PR About Not Advertising: Did it Work for Huckabee?
Jan 1st, 2008 by John Stodder
This is a business, not political, blog. Advertising and public relations are, however, an important part of business. The biggest traveling carnival of PR and advertising rambles around the country every four years–calling itself a presidential election–and it’s hard for an old PR man not to talk about it. So let’s talk.
On New Year’s Eve, Republican presidential candidate Mike Huckabee tried a PR stunt. He held a press conference about his latest political ad, a hard-hitting attack on his biggest rival in Iowa, Mitt Romney. Showing an ad at a press conference is an old tactic designed to give ads far more exposure than the campaign would have to pay for. Candidates routinely flog new ads that they only plan to show for two nights on Washington, D.C.’s cheapest cable channels, expecting that news coverage will, like magic beans, expand the reach of its message.

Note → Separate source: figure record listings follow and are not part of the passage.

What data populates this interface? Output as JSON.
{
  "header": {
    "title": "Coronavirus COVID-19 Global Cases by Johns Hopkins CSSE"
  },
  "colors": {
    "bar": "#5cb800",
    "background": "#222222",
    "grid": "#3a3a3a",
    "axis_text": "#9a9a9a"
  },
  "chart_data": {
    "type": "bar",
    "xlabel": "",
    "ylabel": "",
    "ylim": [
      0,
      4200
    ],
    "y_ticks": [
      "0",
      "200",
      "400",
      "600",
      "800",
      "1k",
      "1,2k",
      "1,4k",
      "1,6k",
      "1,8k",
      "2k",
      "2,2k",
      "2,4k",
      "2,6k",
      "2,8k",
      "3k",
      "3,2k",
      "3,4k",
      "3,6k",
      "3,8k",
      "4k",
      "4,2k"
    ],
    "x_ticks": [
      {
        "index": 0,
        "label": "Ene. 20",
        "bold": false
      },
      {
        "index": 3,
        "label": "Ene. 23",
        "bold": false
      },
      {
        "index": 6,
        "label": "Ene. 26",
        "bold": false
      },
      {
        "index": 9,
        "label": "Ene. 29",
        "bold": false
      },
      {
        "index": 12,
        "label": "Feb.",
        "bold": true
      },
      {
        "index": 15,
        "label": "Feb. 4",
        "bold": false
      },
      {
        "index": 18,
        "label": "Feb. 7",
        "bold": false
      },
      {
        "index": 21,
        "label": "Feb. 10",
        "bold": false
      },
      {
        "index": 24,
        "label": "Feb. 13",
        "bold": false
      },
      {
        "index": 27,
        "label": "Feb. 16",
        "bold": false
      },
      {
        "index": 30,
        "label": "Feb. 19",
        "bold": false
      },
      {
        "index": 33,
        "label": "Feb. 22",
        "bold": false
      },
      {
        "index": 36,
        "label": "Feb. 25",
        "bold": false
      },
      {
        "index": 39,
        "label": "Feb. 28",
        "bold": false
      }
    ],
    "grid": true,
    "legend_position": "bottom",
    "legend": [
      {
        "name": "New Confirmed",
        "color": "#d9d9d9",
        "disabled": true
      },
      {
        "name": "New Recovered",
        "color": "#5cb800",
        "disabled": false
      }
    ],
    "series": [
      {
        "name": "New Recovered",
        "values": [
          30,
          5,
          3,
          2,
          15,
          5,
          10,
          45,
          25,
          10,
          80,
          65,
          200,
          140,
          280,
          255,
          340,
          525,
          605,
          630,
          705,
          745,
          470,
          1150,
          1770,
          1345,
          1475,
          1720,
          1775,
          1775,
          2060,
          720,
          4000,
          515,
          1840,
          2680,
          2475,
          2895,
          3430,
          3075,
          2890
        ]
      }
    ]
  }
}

Huckabee added a seemingly fresh wrinkle. He showed the press corps a highly negative ad pointing all of Romney’s flaws — but announced he wasn’t going to use it. He didn’t want to stoop so low as to buy time for an ad reeking of such censure. Here’s a clip of Huckabee’s press conference:
To Huckabee, this stunt must have sounded like a great way to have his cake and eat it too. Here, take a copy of our terrible ad with you so you can put it on TV. But make sure everyone knows, Huckabee does not approve of this ad!
The Hillary Clinton campaign is alleged to have done something similar, if less elaborate. We have damaging information about Obama, but we’re not using it, is what Clinton operatives were supposedly telling Democratic officials, according to columnist Robert Novak.
It was a deliciously mixed message. To voters, it was Hillary’s way of touting her own virtue. I know something about Obama that would change your mind about him. Isn’t it great that I’m too good to use it? But to Democratic insiders, it was a way of saying Danger! Don’t go too far out on a limb for Obama.
This was classic FUD — Fear, Uncertainty, Doubt — with Hillary playing the role of IBM. What’s the worst news you could imagine about Barack Obama? Each person would have their own response to that question, and the way Hillary Clinton’s team has set it up, every response is correct. But as soon as a campaign operative spoke on the record about a specific allegation, Clinton immediately fired him.
The mistake both campaigns are making is trying to portraying their candidate innocent of making slanders. They’re both standing right out in the open, the bloody knife in their hands! Huckabee tries to draw a big line in the sand between negative advertising — boo, hiss — and what he’s doing, showing the negative ad at a press conference. That’s marketing illiteracy. There is no moral or material difference between negative campaigning messages exclaimed through paid advertising, and negative campaign messages that insinuate themselves through viral processes like the news media.
It’s all a matter of tactics. Marketers choose which mode, PR or advertising, they want to use, depending on what mix of media will reach their respective target audiences. Huckabee miscalculated, thinking he could place himself above criticism by shunning just one tactic, while using others.
In the business world, lots of companies hardly advertise at all, and not because advertising’s expensive. It’s because they think people will pay more attention to what they learn through word-of-mouth, or in a news article by a trusted reporter, or by discovering it on YouTube. Lower-cost media, but not necessarily worse results. Sometimes better. If you say it yourself in an ad, it comes off as self-serving. PR messages are spread by others, and those “others” might be more believable to you than a company extolling the virtues of its own product.
PR sounds great — cheaper, more credible — but it’s also much more likely to backfire. Cleaning up the mess you’ve made through a stupid PR ploy usually costs much more than the original campaign — something left out of most PR budgets. And it takes time, something Huckabee doesn’t have. The Iowa caucuses are Thursday.